Safety training industry needs regulation, NDP says after student's death
Published Thursday, February 19, 2015 5:59PM EST Last Updated Thursday, February 19, 2015 7:08PM EST
Adam Brunt died during a firefighter training exercise in Hanover, Ont., on Feb. 8. Twelve students were taking part in a training exercise for ice and water rescue on the Saugeen River, approximately 180 kilometres northwest of Toronto. (Scott Miller / CTV London)
TORONTO -- A legislative gap is exposing firefighters and firefighting students to unnecessary -- and potentially fatal -- risk, a New Democrat MPP said Thursday in calling for government oversight of the private safety training industry.

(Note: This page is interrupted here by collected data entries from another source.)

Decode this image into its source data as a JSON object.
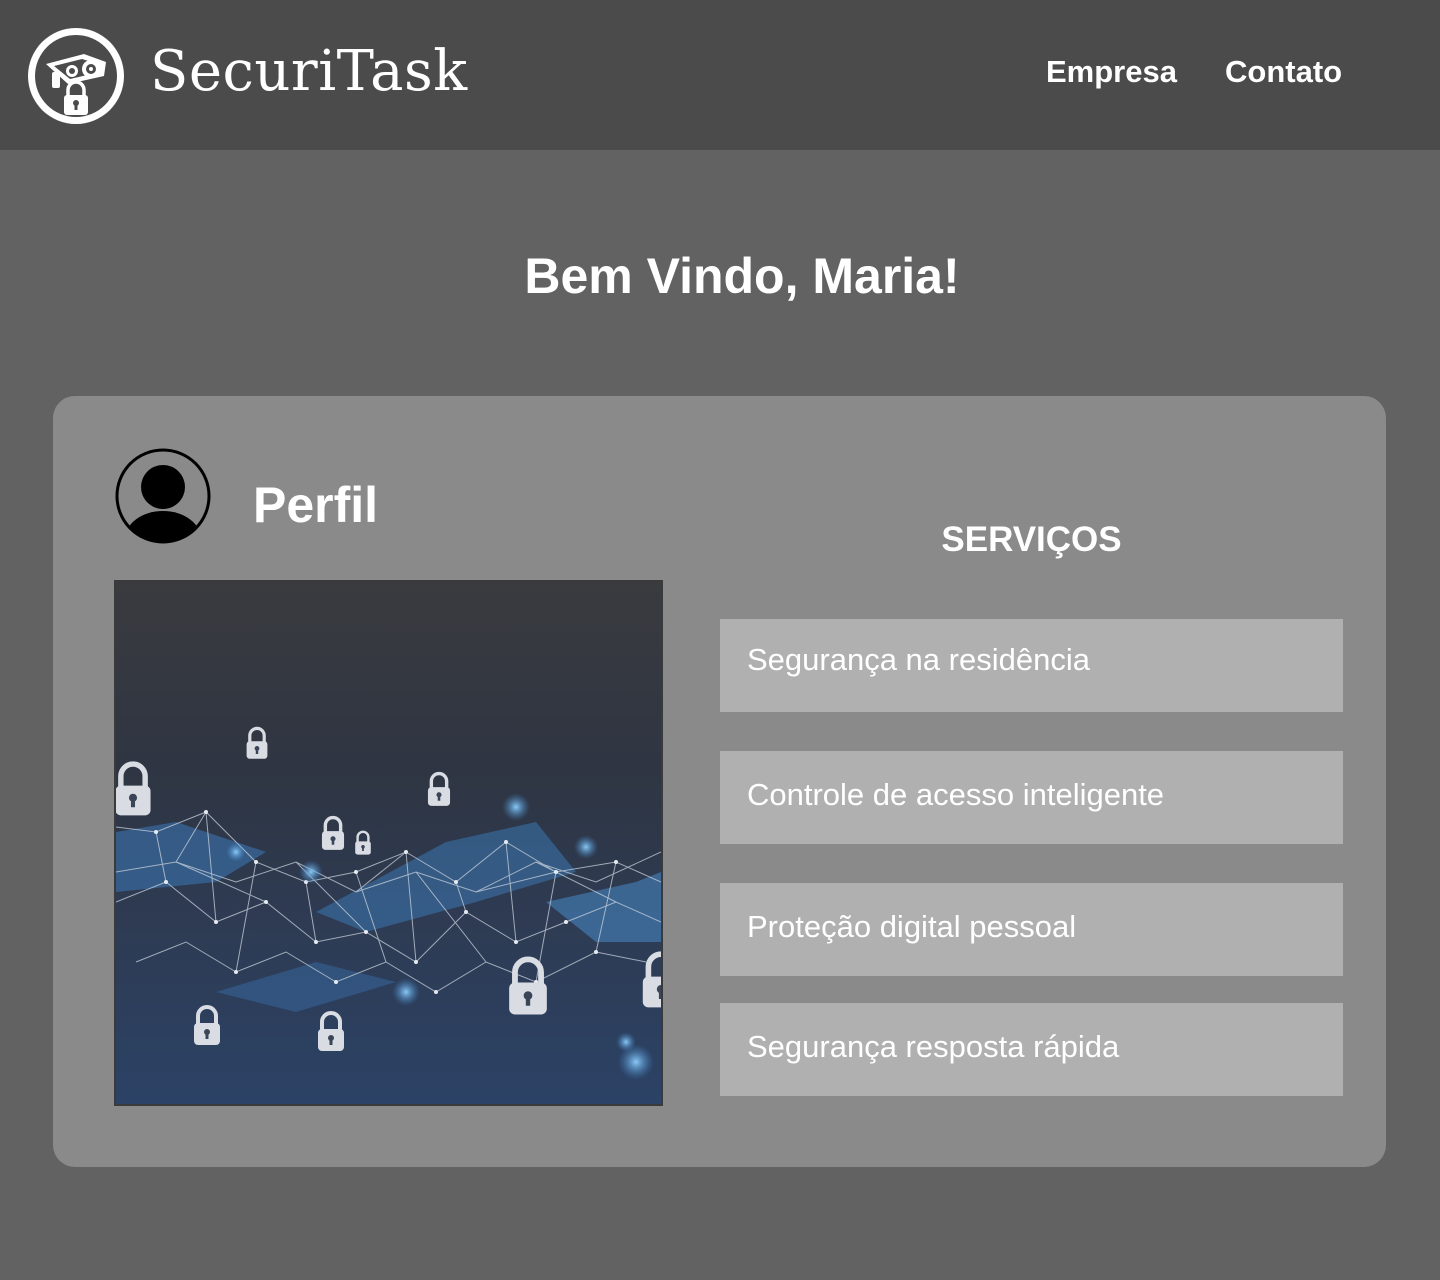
{
  "header": {
    "brand": "SecuriTask",
    "logo_icon": "security-camera-lock-icon",
    "nav": [
      {
        "label": "Empresa"
      },
      {
        "label": "Contato"
      }
    ]
  },
  "welcome": {
    "title": "Bem Vindo, Maria!"
  },
  "profile": {
    "title": "Perfil",
    "avatar_icon": "user-avatar-icon",
    "image_icon": "cyber-security-network-locks-image"
  },
  "services": {
    "title": "SERVIÇOS",
    "items": [
      {
        "label": "Segurança na residência"
      },
      {
        "label": "Controle de acesso inteligente"
      },
      {
        "label": "Proteção digital pessoal"
      },
      {
        "label": "Segurança resposta rápida"
      }
    ]
  },
  "colors": {
    "page_bg": "#626262",
    "header_bg": "#4b4b4b",
    "card_bg": "#8a8a8a",
    "service_bg": "#b0b0b0",
    "text": "#ffffff"
  }
}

The recent death of a firefighting student during an ice rescue exercise run by a private company raises "many disturbing questions that must be answered" about an industry that is currently unregulated, Oshawa MPP Jennifer French wrote in an open letter to Premier Kathleen Wynne.
Firefighters "keep us safe, give us peace of mind and risk their lives in the service of others," French wrote.

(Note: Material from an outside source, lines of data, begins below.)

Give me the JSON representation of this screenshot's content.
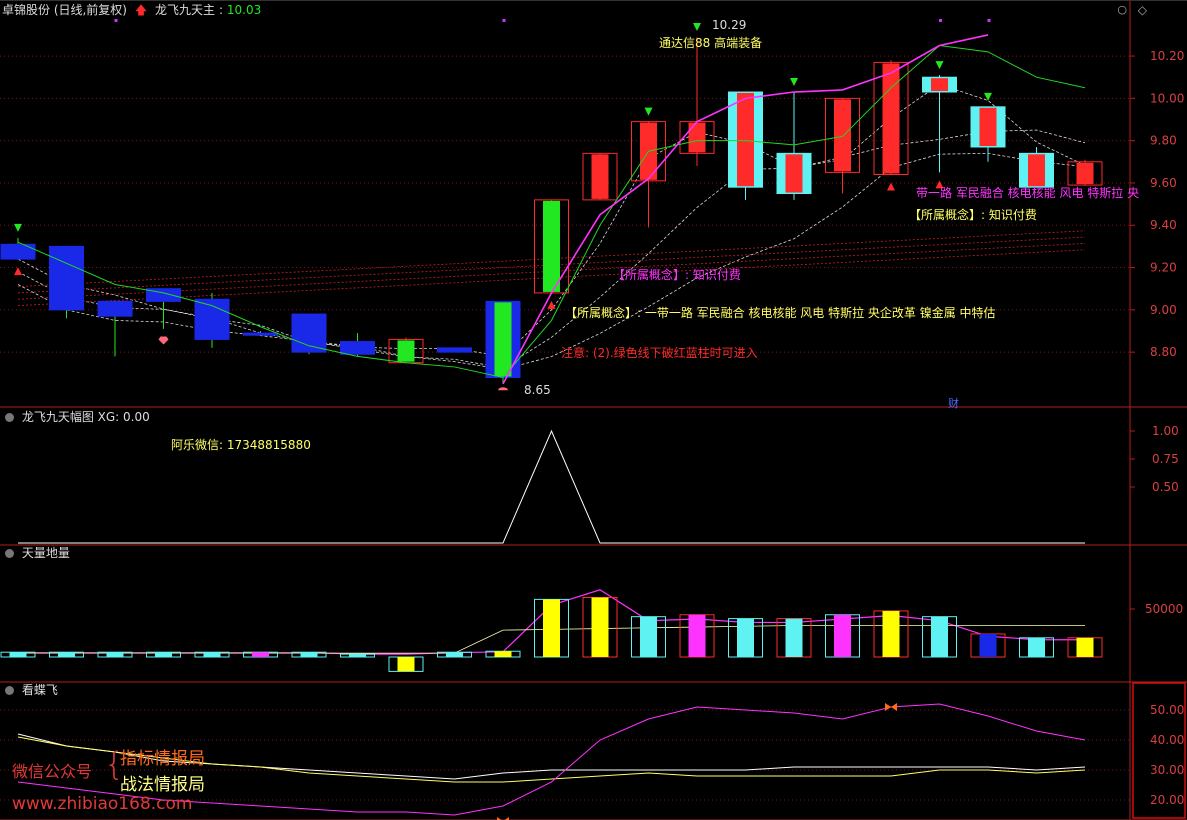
{
  "panel1": {
    "stock_name": "卓锦股份 (日线,前复权)",
    "indicator_name": "龙飞九天主",
    "indicator_value": "10.03",
    "high_label": "10.29",
    "low_label": "8.65",
    "caiwu_badge": "财",
    "annotations": {
      "tdx88": "通达信88 高端装备",
      "concept_top_tail": "带一路 军民融合 核电核能 风电 特斯拉 央",
      "concept_top_head": "【所属概念】: 知识付费",
      "concept_mid": "【所属概念】: 知识付费",
      "concept_main": "【所属概念】: 一带一路 军民融合 核电核能 风电 特斯拉 央企改革 镍金属 中特估",
      "note": "注意: (2).绿色线下破红蓝柱时可进入"
    }
  },
  "panel2": {
    "title": "龙飞九天幅图 XG: 0.00",
    "wechat_text": "阿乐微信: 17348815880"
  },
  "panel3": {
    "title": "天量地量"
  },
  "panel4": {
    "title": "看蝶飞"
  },
  "watermark": {
    "label": "微信公众号",
    "line1": "指标情报局",
    "line2": "战法情报局",
    "site": "www.zhibiao168.com"
  },
  "colors": {
    "up": "#ff2a2a",
    "down_fill": "#5ef2f2",
    "blue": "#1a28e8",
    "green": "#22e822",
    "magenta": "#ff33ff",
    "yellow": "#ffff00",
    "axis": "#b41e1e"
  },
  "chart_data": [
    {
      "type": "candlestick",
      "title": "卓锦股份 (日线,前复权)",
      "ylim": [
        8.55,
        10.38
      ],
      "y_ticks": [
        8.8,
        9.0,
        9.2,
        9.4,
        9.6,
        9.8,
        10.0,
        10.2
      ],
      "candles": [
        {
          "o": 9.31,
          "h": 9.34,
          "l": 9.24,
          "c": 9.24
        },
        {
          "o": 9.3,
          "h": 9.3,
          "l": 8.96,
          "c": 9.0
        },
        {
          "o": 9.04,
          "h": 9.04,
          "l": 8.78,
          "c": 8.97
        },
        {
          "o": 9.1,
          "h": 9.1,
          "l": 8.91,
          "c": 9.04
        },
        {
          "o": 9.05,
          "h": 9.08,
          "l": 8.82,
          "c": 8.86
        },
        {
          "o": 8.89,
          "h": 8.9,
          "l": 8.88,
          "c": 8.88
        },
        {
          "o": 8.98,
          "h": 8.98,
          "l": 8.79,
          "c": 8.8
        },
        {
          "o": 8.85,
          "h": 8.89,
          "l": 8.78,
          "c": 8.79
        },
        {
          "o": 8.75,
          "h": 8.87,
          "l": 8.75,
          "c": 8.86
        },
        {
          "o": 8.82,
          "h": 8.82,
          "l": 8.8,
          "c": 8.8
        },
        {
          "o": 9.04,
          "h": 9.04,
          "l": 8.65,
          "c": 8.68
        },
        {
          "o": 9.08,
          "h": 9.52,
          "l": 9.08,
          "c": 9.52
        },
        {
          "o": 9.52,
          "h": 9.74,
          "l": 9.52,
          "c": 9.74
        },
        {
          "o": 9.61,
          "h": 9.89,
          "l": 9.39,
          "c": 9.89
        },
        {
          "o": 9.74,
          "h": 10.29,
          "l": 9.68,
          "c": 9.89
        },
        {
          "o": 10.03,
          "h": 10.03,
          "l": 9.52,
          "c": 9.58
        },
        {
          "o": 9.74,
          "h": 10.03,
          "l": 9.52,
          "c": 9.55
        },
        {
          "o": 9.65,
          "h": 10.0,
          "l": 9.55,
          "c": 10.0
        },
        {
          "o": 9.64,
          "h": 10.18,
          "l": 9.64,
          "c": 10.17
        },
        {
          "o": 10.1,
          "h": 10.11,
          "l": 9.65,
          "c": 10.03
        },
        {
          "o": 9.96,
          "h": 9.96,
          "l": 9.7,
          "c": 9.77
        },
        {
          "o": 9.74,
          "h": 9.77,
          "l": 9.58,
          "c": 9.58
        },
        {
          "o": 9.59,
          "h": 9.71,
          "l": 9.59,
          "c": 9.7
        }
      ],
      "green_line": [
        9.32,
        9.22,
        9.12,
        9.08,
        9.02,
        8.92,
        8.83,
        8.78,
        8.75,
        8.73,
        8.68,
        8.95,
        9.4,
        9.75,
        9.8,
        9.8,
        9.78,
        9.82,
        10.05,
        10.25,
        10.22,
        10.1,
        10.05
      ],
      "magenta_line_from_index": 10,
      "magenta_line": [
        8.65,
        9.08,
        9.45,
        9.62,
        9.89,
        10.0,
        10.03,
        10.04,
        10.12,
        10.25,
        10.3
      ]
    },
    {
      "type": "line",
      "title": "龙飞九天幅图 XG: 0.00",
      "ylim": [
        0,
        1.0
      ],
      "y_ticks": [
        0.5,
        0.75,
        1.0
      ],
      "values": [
        0,
        0,
        0,
        0,
        0,
        0,
        0,
        0,
        0,
        0,
        0,
        1.0,
        0,
        0,
        0,
        0,
        0,
        0,
        0,
        0,
        0,
        0,
        0
      ]
    },
    {
      "type": "bar",
      "title": "天量地量",
      "y_ticks": [
        50000
      ],
      "values": [
        5000,
        5000,
        5000,
        5000,
        5000,
        5000,
        5000,
        3000,
        -15000,
        5000,
        6000,
        60000,
        62000,
        42000,
        44000,
        40000,
        40000,
        44000,
        48000,
        42000,
        24000,
        20000,
        20000
      ]
    },
    {
      "type": "line",
      "title": "看蝶飞",
      "ylim": [
        14,
        59
      ],
      "y_ticks": [
        20.0,
        30.0,
        40.0,
        50.0
      ],
      "series": [
        {
          "values": [
            42,
            38,
            36,
            33,
            32,
            31,
            30,
            29,
            28,
            27,
            29,
            30,
            30,
            30,
            30,
            30,
            31,
            31,
            31,
            31,
            31,
            30,
            31
          ]
        },
        {
          "values": [
            41,
            38,
            36,
            34,
            32,
            31,
            29,
            28,
            27,
            26,
            26,
            27,
            28,
            29,
            28,
            28,
            28,
            28,
            28,
            30,
            30,
            29,
            30
          ]
        },
        {
          "values": [
            26,
            24,
            22,
            20,
            19,
            18,
            17,
            16,
            16,
            15,
            18,
            26,
            40,
            47,
            51,
            50,
            49,
            47,
            51,
            52,
            48,
            43,
            40
          ]
        }
      ]
    }
  ]
}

"In return, it is the government's responsibility to ensure that they are not unnecessarily put at risk," she wrote.
Companies that provide specialty courses such a rope rescue or handling hazardous materials to fire departments, firefighting students and others aren't required to adopt the best practices established by the firefighting industry.
The Ministry of Labour doesn't have regulatory oversight because those undergoing training are not the employees of the companies providing the training, French said. Neither does the Ministry of Training, Colleges and Universities, she said in explaining her appeal to the premier.

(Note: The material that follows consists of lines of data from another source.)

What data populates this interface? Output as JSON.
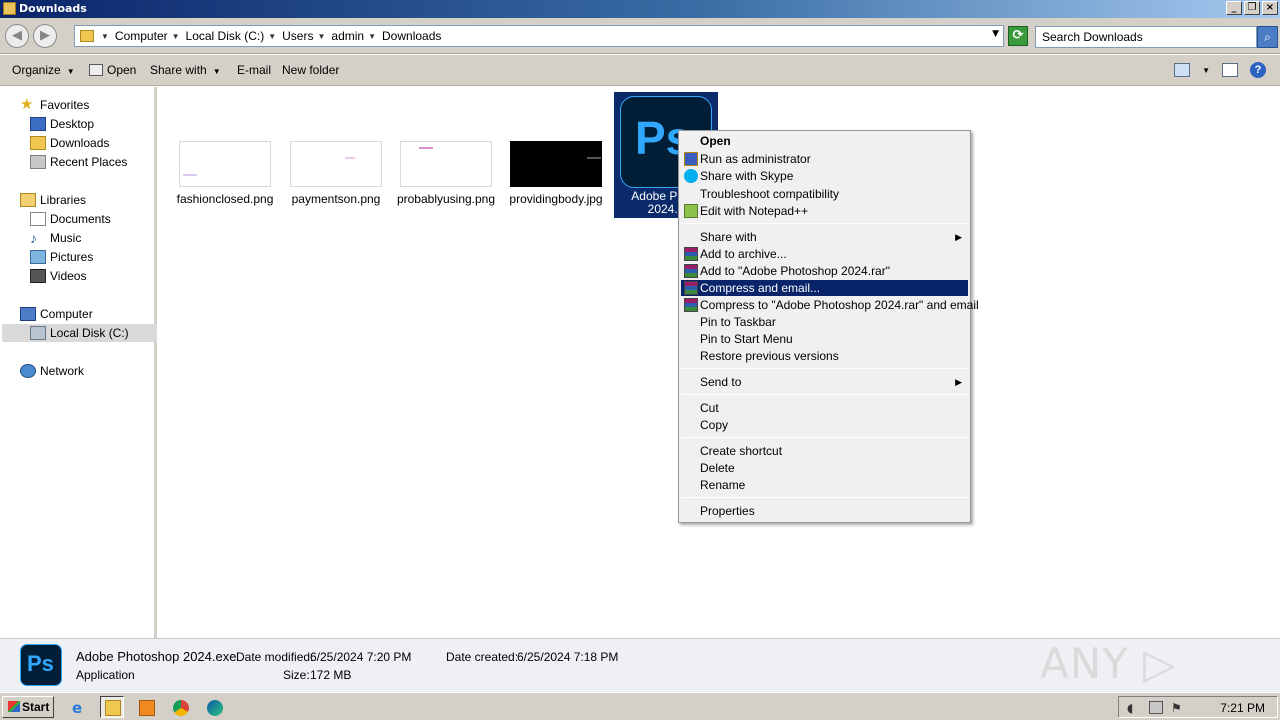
{
  "window": {
    "title": "Downloads"
  },
  "window_buttons": [
    "_",
    "❐",
    "×"
  ],
  "address": {
    "crumbs": [
      "Computer",
      "Local Disk (C:)",
      "Users",
      "admin",
      "Downloads"
    ],
    "search_placeholder": "Search Downloads"
  },
  "toolbar": {
    "organize": "Organize",
    "open": "Open",
    "share_with": "Share with",
    "email": "E-mail",
    "new_folder": "New folder"
  },
  "sidebar": {
    "favorites": "Favorites",
    "desktop": "Desktop",
    "downloads": "Downloads",
    "recent_places": "Recent Places",
    "libraries": "Libraries",
    "documents": "Documents",
    "music": "Music",
    "pictures": "Pictures",
    "videos": "Videos",
    "computer": "Computer",
    "local_disk": "Local Disk (C:)",
    "network": "Network"
  },
  "files": [
    {
      "name": "fashionclosed.png"
    },
    {
      "name": "paymentson.png"
    },
    {
      "name": "probablyusing.png"
    },
    {
      "name": "providingbody.jpg"
    },
    {
      "name": "Adobe Photoshop 2024.exe",
      "name_visible_line1": "Adobe Photo",
      "name_visible_line2": "2024.e"
    }
  ],
  "ps_icon_text": "Ps",
  "context_menu": {
    "open": "Open",
    "run_as_admin": "Run as administrator",
    "share_skype": "Share with Skype",
    "troubleshoot": "Troubleshoot compatibility",
    "edit_npp": "Edit with Notepad++",
    "share_with": "Share with",
    "add_archive": "Add to archive...",
    "add_rar": "Add to \"Adobe Photoshop 2024.rar\"",
    "compress_email": "Compress and email...",
    "compress_rar_email": "Compress to \"Adobe Photoshop 2024.rar\" and email",
    "pin_taskbar": "Pin to Taskbar",
    "pin_start": "Pin to Start Menu",
    "restore": "Restore previous versions",
    "send_to": "Send to",
    "cut": "Cut",
    "copy": "Copy",
    "create_shortcut": "Create shortcut",
    "delete": "Delete",
    "rename": "Rename",
    "properties": "Properties"
  },
  "details": {
    "name": "Adobe Photoshop 2024.exe",
    "type": "Application",
    "modified_label": "Date modified:",
    "modified_value": "6/25/2024 7:20 PM",
    "created_label": "Date created:",
    "created_value": "6/25/2024 7:18 PM",
    "size_label": "Size:",
    "size_value": "172 MB"
  },
  "watermark": "ANY ▷ RUN",
  "taskbar": {
    "start": "Start",
    "clock": "7:21 PM"
  },
  "colors": {
    "selection": "#0a246a",
    "ps_blue": "#31a8ff",
    "ps_bg": "#001e36"
  }
}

A spokeswoman for Wynne referred the matter to the Ministry of Training, Colleges and Universities, which said courses offered by safety training companies are considered single-skill training and thus not covered by the Private Career Colleges Act. The Act regulates vocational training.
"It's this loophole that has to be closed," French said in an interview.
"If this industry is going to continue, and these private trainings are going to continue being on offer, then they have to be standardized, they have to be regulated," she said.
Students trust that instructors have the necessary qualifications to teach high-risk skills and that the proper equipment will be used, but currently have no guarantees, she said.
This month's training death in Hanover, Ont., wasn't the first such incident but it must be the last, she said.
Adam Brunt died during an ice rescue exercise run by a private company on February 8.
The course is not mandatory to become a firefighter, but Brunt's father said the 30-year-old signed up in the hopes it would help him get a job.
Police and the Ministry of Labour are investigating.
The ministry said the course was run by Herschel Rescue Training Systems, a Toronto-area company.
The company's owner and master instructor, Terry Harrison, was acquitted after being charged in 2010 under the Occupational Health and Safety Act in the death of a volunteer firefighter near Sarnia, Ont., according to court documents.
A judge ruled Harrison had not officially been designated as incident commander for the exercise, and thus could not be held responsible for the firefighters' safety, the documents show.
The municipality of Point Edward was fined $75,000, while charges against its fire chief were dropped.
Harrison said in an email he was invited to take part in the 2010 exercise but was not hired to lead it. He would not comment on this month's incident, citing the ongoing investigation.